I can, uh, I can see it.
I can see it.
I think the author's a...
Yes, here's a little one.
You come on up.
that is a uh that is a clip from the obamas available on audible uh That's Obamas.
Jody Cantor is the writer.
Okay.
What has she done for me lately?
Nothing.
She's written nothing?
She's a New York Times veteran reporter.
She abandoned her journalistic senses, according to the Washington Post opinion, Eric Wemple.
This is a trending topic.
But she hasn't written any other books?
I don't know.
Let me take a look.
No, not on Amazon, no.
No other books.
This is her first book.
Oh, and it was obviously written by the CIA. Yeah, duh.
Yeah, what am I thinking?
Yeah, they fed her all the stuff that she needed, and she pieced it together.
Probably half of it was already pre-written, and boom, we got a bestseller.
So I keep an eye on her in the years ahead.

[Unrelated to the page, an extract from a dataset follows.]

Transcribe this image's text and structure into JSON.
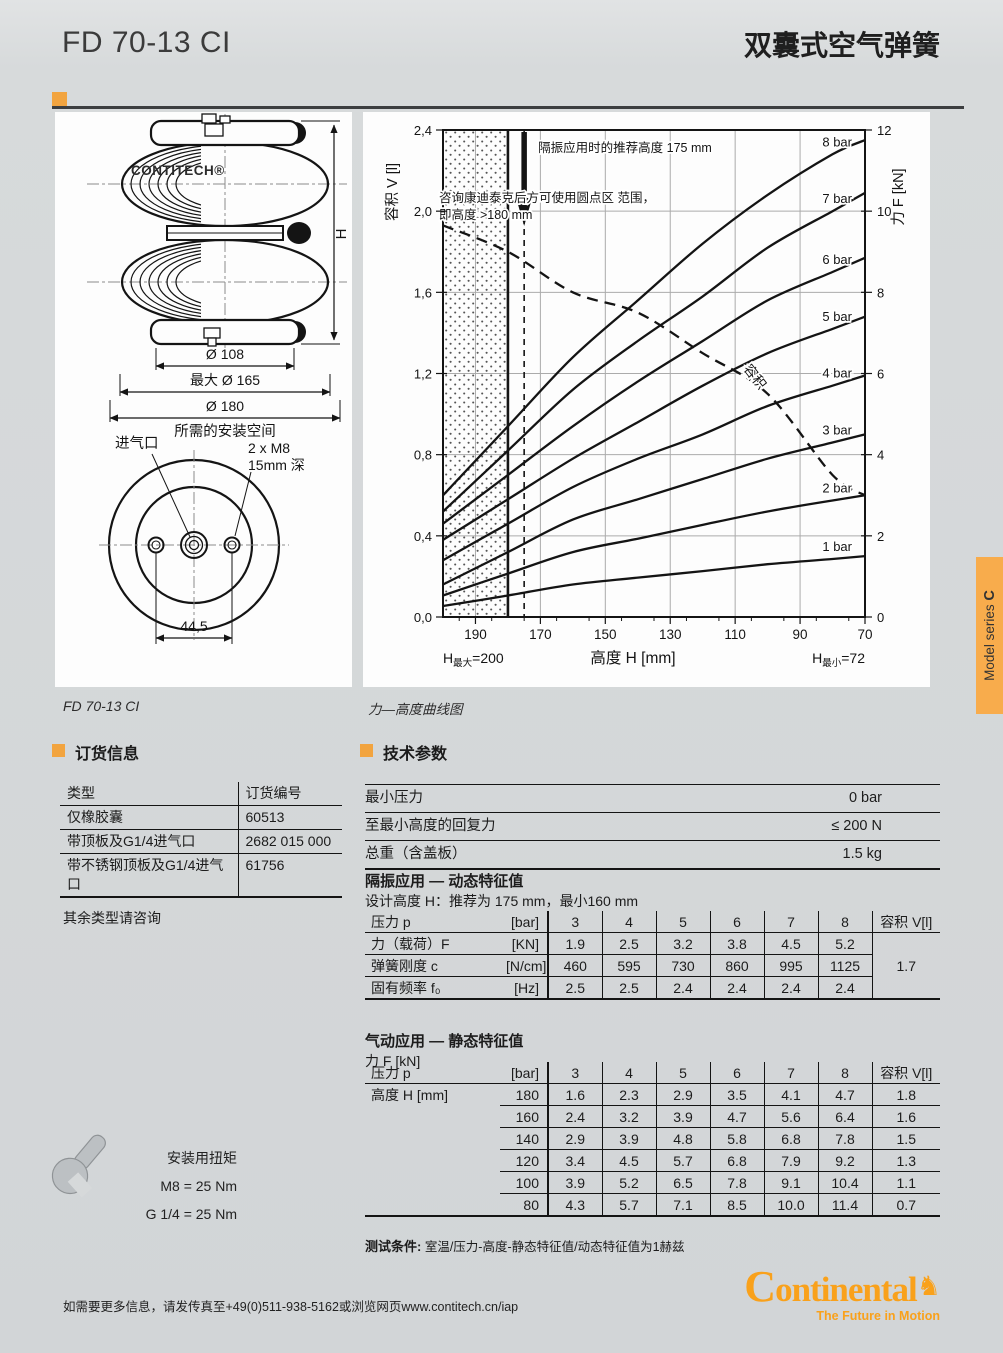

Alright everybody, have a great carcass on Tuesday and we will have a book review for you on Thursday of the Obamas along with all the other media assassination that we do for you so you don't have to.
Coming to you from Camp Mofo here in the Drone Star State.
In the morning, I'm Adam Curry.
And I'd remind you to bring a highlighter with you and highlight the best passages and we'll be rapt listening to the review.
I'm John C. Dvorak in Silicon Valley.
And remember, John, on today's Twit, I'm old school, man.